Feb 21, 2019; Port St. Lucie, FL, USA; New York Mets Quality Control coach Luis Rojas (60) poses for a photo on photo day at First Data Field. Mandatory Credit: Jasen Vinlove-USA TODAY Sports
“Now we have Luis (Rojas) and I think we’re looking forward to that,” right-handed ace deGrom said Saturday at the Mets Fan Fest at Citi Field. “I had him in the minor leagues. Great guy, great manager.

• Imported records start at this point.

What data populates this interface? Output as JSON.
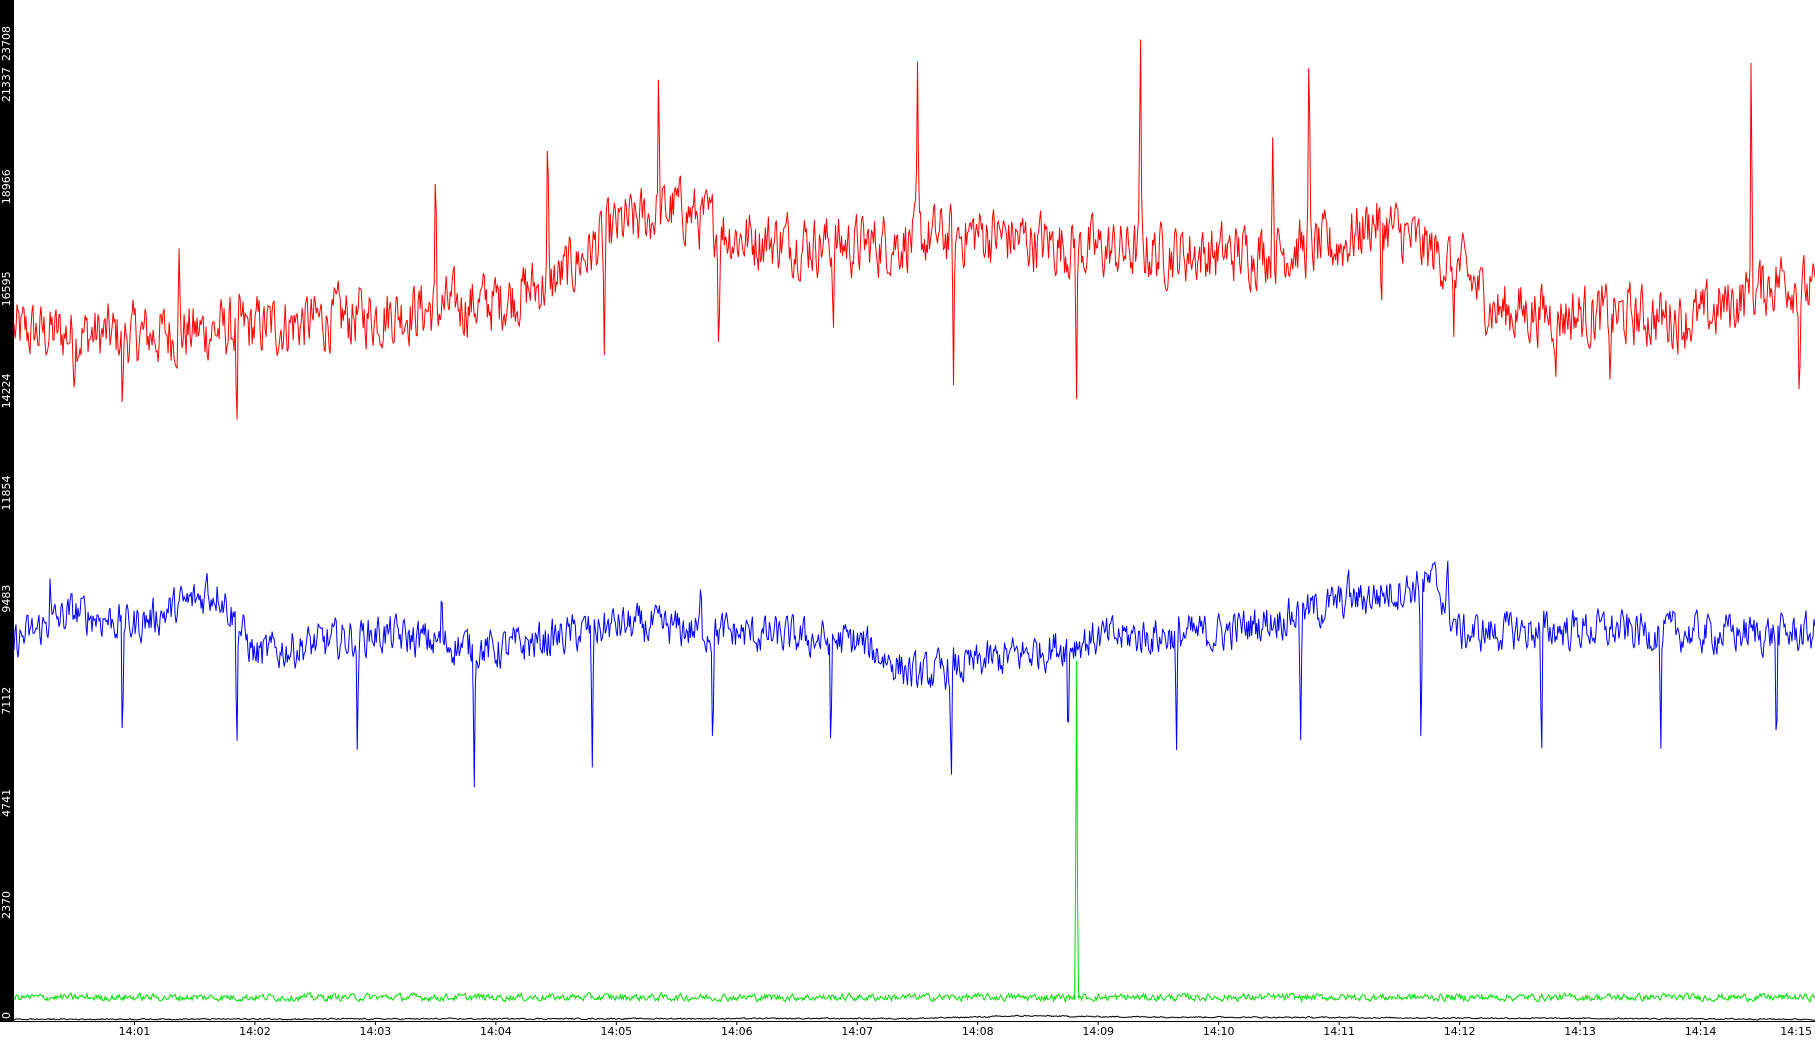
{
  "chart_data": {
    "type": "line",
    "title": "",
    "xlabel": "",
    "ylabel": "",
    "grid": false,
    "legend": "none",
    "y_ticks": [
      0,
      2370,
      4741,
      7112,
      9483,
      11854,
      14224,
      16595,
      18966,
      21337,
      23708
    ],
    "ylim": [
      0,
      23708
    ],
    "x_ticks": [
      "14:01",
      "14:02",
      "14:03",
      "14:04",
      "14:05",
      "14:06",
      "14:07",
      "14:08",
      "14:09",
      "14:10",
      "14:11",
      "14:12",
      "14:13",
      "14:14",
      "14:15"
    ],
    "xlim_minutes": [
      0.0,
      14.95
    ],
    "series": [
      {
        "color": "#ff0000",
        "base": [
          [
            0.0,
            16000
          ],
          [
            1.0,
            15900
          ],
          [
            2.0,
            16100
          ],
          [
            3.0,
            16400
          ],
          [
            4.0,
            16700
          ],
          [
            4.5,
            17200
          ],
          [
            5.0,
            18400
          ],
          [
            5.5,
            18900
          ],
          [
            6.0,
            18200
          ],
          [
            7.0,
            18000
          ],
          [
            8.0,
            18300
          ],
          [
            9.0,
            17900
          ],
          [
            10.0,
            17800
          ],
          [
            11.0,
            18000
          ],
          [
            11.3,
            18600
          ],
          [
            12.0,
            17500
          ],
          [
            12.3,
            16500
          ],
          [
            13.0,
            16400
          ],
          [
            14.0,
            16300
          ],
          [
            14.7,
            17300
          ],
          [
            14.95,
            16800
          ]
        ],
        "noise": 1100,
        "spikes": [
          [
            0.5,
            14600
          ],
          [
            0.9,
            13900
          ],
          [
            1.37,
            18000
          ],
          [
            1.85,
            13400
          ],
          [
            3.5,
            20300
          ],
          [
            4.43,
            21100
          ],
          [
            4.9,
            15400
          ],
          [
            5.35,
            22200
          ],
          [
            5.85,
            15000
          ],
          [
            6.8,
            15800
          ],
          [
            7.5,
            22300
          ],
          [
            7.8,
            14400
          ],
          [
            8.82,
            14300
          ],
          [
            9.35,
            23700
          ],
          [
            10.45,
            21000
          ],
          [
            10.75,
            23200
          ],
          [
            11.35,
            15900
          ],
          [
            11.95,
            15600
          ],
          [
            12.8,
            14800
          ],
          [
            13.25,
            14600
          ],
          [
            13.85,
            15800
          ],
          [
            14.42,
            23000
          ],
          [
            14.82,
            14000
          ]
        ]
      },
      {
        "color": "#0000ff",
        "base": [
          [
            0.0,
            8800
          ],
          [
            0.5,
            9500
          ],
          [
            1.0,
            9200
          ],
          [
            1.7,
            10000
          ],
          [
            2.0,
            8500
          ],
          [
            3.0,
            9000
          ],
          [
            4.0,
            8600
          ],
          [
            5.0,
            9200
          ],
          [
            6.0,
            9000
          ],
          [
            7.0,
            8800
          ],
          [
            7.5,
            8000
          ],
          [
            8.0,
            8300
          ],
          [
            9.0,
            8900
          ],
          [
            10.0,
            9000
          ],
          [
            11.0,
            9700
          ],
          [
            11.8,
            10200
          ],
          [
            12.0,
            9000
          ],
          [
            13.0,
            9100
          ],
          [
            14.0,
            9000
          ],
          [
            14.95,
            9000
          ]
        ],
        "noise": 700,
        "spikes": [
          [
            0.9,
            6000
          ],
          [
            1.85,
            6000
          ],
          [
            2.85,
            6000
          ],
          [
            3.82,
            5300
          ],
          [
            4.8,
            5700
          ],
          [
            5.8,
            6000
          ],
          [
            6.78,
            5800
          ],
          [
            7.78,
            5100
          ],
          [
            8.75,
            6000
          ],
          [
            9.65,
            6000
          ],
          [
            10.68,
            6300
          ],
          [
            11.68,
            5800
          ],
          [
            12.68,
            5500
          ],
          [
            13.67,
            6100
          ],
          [
            14.63,
            5700
          ],
          [
            0.3,
            10400
          ],
          [
            1.6,
            10500
          ],
          [
            3.55,
            10100
          ],
          [
            5.7,
            10200
          ],
          [
            11.08,
            10500
          ],
          [
            11.9,
            10800
          ]
        ]
      },
      {
        "color": "#00e000",
        "base": [
          [
            0.0,
            550
          ],
          [
            14.95,
            550
          ]
        ],
        "noise": 130,
        "spikes": [
          [
            8.82,
            8700
          ]
        ]
      },
      {
        "color": "#000000",
        "base": [
          [
            0.0,
            40
          ],
          [
            7.5,
            60
          ],
          [
            8.4,
            120
          ],
          [
            9.0,
            100
          ],
          [
            14.95,
            40
          ]
        ],
        "noise": 25,
        "spikes": []
      }
    ]
  }
}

And last year being up here, fun to be around, communicates well with everybody, so we’re excited about that.
“Just knows the game of baseball really well,” added deGrom, a National League Cy Young winner the past two seasons. “Being around him last year, knows the game very well. … And you ask every guy in here who’s been around him — just a good baseball guy and a really good person.”

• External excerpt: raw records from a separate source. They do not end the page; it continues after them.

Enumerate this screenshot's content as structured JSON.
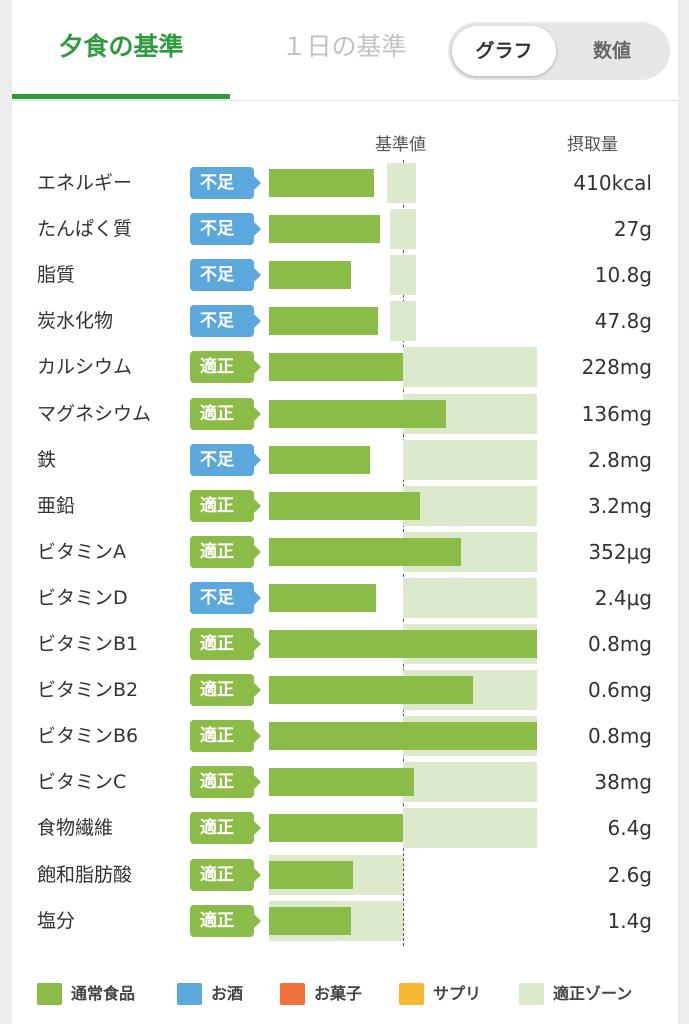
{
  "tabs": {
    "active_label": "夕食の基準",
    "inactive_label": "１日の基準"
  },
  "view_toggle": {
    "graph_label": "グラフ",
    "number_label": "数値",
    "selected": "graph"
  },
  "chart_header": {
    "reference_label": "基準値",
    "intake_label": "摂取量"
  },
  "colors": {
    "accent": "#2e9b3f",
    "bar_green": "#8cbc48",
    "badge_ok": "#8cbc48",
    "badge_low": "#5aa8dc",
    "zone": "#dde9cc"
  },
  "status_labels": {
    "ok": "適正",
    "low": "不足"
  },
  "nutrients": [
    {
      "name": "エネルギー",
      "status": "不足",
      "amount": "410kcal"
    },
    {
      "name": "たんぱく質",
      "status": "不足",
      "amount": "27g"
    },
    {
      "name": "脂質",
      "status": "不足",
      "amount": "10.8g"
    },
    {
      "name": "炭水化物",
      "status": "不足",
      "amount": "47.8g"
    },
    {
      "name": "カルシウム",
      "status": "適正",
      "amount": "228mg"
    },
    {
      "name": "マグネシウム",
      "status": "適正",
      "amount": "136mg"
    },
    {
      "name": "鉄",
      "status": "不足",
      "amount": "2.8mg"
    },
    {
      "name": "亜鉛",
      "status": "適正",
      "amount": "3.2mg"
    },
    {
      "name": "ビタミンA",
      "status": "適正",
      "amount": "352μg"
    },
    {
      "name": "ビタミンD",
      "status": "不足",
      "amount": "2.4μg"
    },
    {
      "name": "ビタミンB1",
      "status": "適正",
      "amount": "0.8mg"
    },
    {
      "name": "ビタミンB2",
      "status": "適正",
      "amount": "0.6mg"
    },
    {
      "name": "ビタミンB6",
      "status": "適正",
      "amount": "0.8mg"
    },
    {
      "name": "ビタミンC",
      "status": "適正",
      "amount": "38mg"
    },
    {
      "name": "食物繊維",
      "status": "適正",
      "amount": "6.4g"
    },
    {
      "name": "飽和脂肪酸",
      "status": "適正",
      "amount": "2.6g"
    },
    {
      "name": "塩分",
      "status": "適正",
      "amount": "1.4g"
    }
  ],
  "chart_data": {
    "type": "bar",
    "orientation": "horizontal",
    "categories": [
      "エネルギー",
      "たんぱく質",
      "脂質",
      "炭水化物",
      "カルシウム",
      "マグネシウム",
      "鉄",
      "亜鉛",
      "ビタミンA",
      "ビタミンD",
      "ビタミンB1",
      "ビタミンB2",
      "ビタミンB6",
      "ビタミンC",
      "食物繊維",
      "飽和脂肪酸",
      "塩分"
    ],
    "values_percent_of_reference": [
      78,
      83,
      61,
      81,
      100,
      132,
      75,
      113,
      143,
      80,
      200,
      152,
      200,
      108,
      100,
      63,
      61
    ],
    "appropriate_zone_percent": [
      [
        88,
        110
      ],
      [
        90,
        110
      ],
      [
        90,
        110
      ],
      [
        90,
        110
      ],
      [
        100,
        200
      ],
      [
        100,
        200
      ],
      [
        100,
        200
      ],
      [
        100,
        200
      ],
      [
        100,
        200
      ],
      [
        100,
        200
      ],
      [
        100,
        200
      ],
      [
        100,
        200
      ],
      [
        100,
        200
      ],
      [
        100,
        200
      ],
      [
        100,
        200
      ],
      [
        0,
        100
      ],
      [
        0,
        100
      ]
    ],
    "reference_percent": 100
  },
  "legend": [
    {
      "label": "通常食品",
      "color": "#8cbc48"
    },
    {
      "label": "お酒",
      "color": "#5aa8dc"
    },
    {
      "label": "お菓子",
      "color": "#f2703a"
    },
    {
      "label": "サプリ",
      "color": "#f7b733"
    },
    {
      "label": "適正ゾーン",
      "color": "#dde9cc"
    }
  ]
}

Rojas, who was the team’s quality control coach last year, was hired to be the Mets’ new manager on Thursday, replacing Carlos Beltran, who lost his job in the wake of the Houston Astros’ sign-stealing scandal.
Rojas has been coaching and managing in the Mets organization since 2006. He interviewed for New York’s managerial vacancy after the team fired Mickey Callaway in October, but Beltran got the job.
“I think the stuff that happened with Carlos is very unfortunate,” said Alonso, who also appeared at the fan convention on Saturday. “He’s very knowledgeable about the game, but I think Luis is gonna do an absolutely excellent job.’’
Alonso, who led the major leagues in home runs with 53 in 2019 to break the rookie mark set by Aaron Judge (52) of the New York Yankees two years ago, also played for Rojas in the minors at Double-A Binghamton in 2017 and 2018.
“The dude never loses his cool,’’ said Alonso, an All-Star first baseman in 2019 who went on to bat .260 with 30 doubles and 120 RBIs. “He never hits the panic button. He’s always so prepared. He doesn’t just use his knowledge of the game, he uses his instincts very, very well. He’s paid his dues managing in the minor leagues, he’s paid his dues managing in the Dominican .’’
DeGrom, who went 11-8 with a 2.43 ERA in 32 starts, striking out an NL-best 255 in 204 innings for a third-place team in 2019, just wants the Mets to forget about their recent past and concentrate on the future while preparing for another spring training.
“Our main focus is on what we need to do,” he said.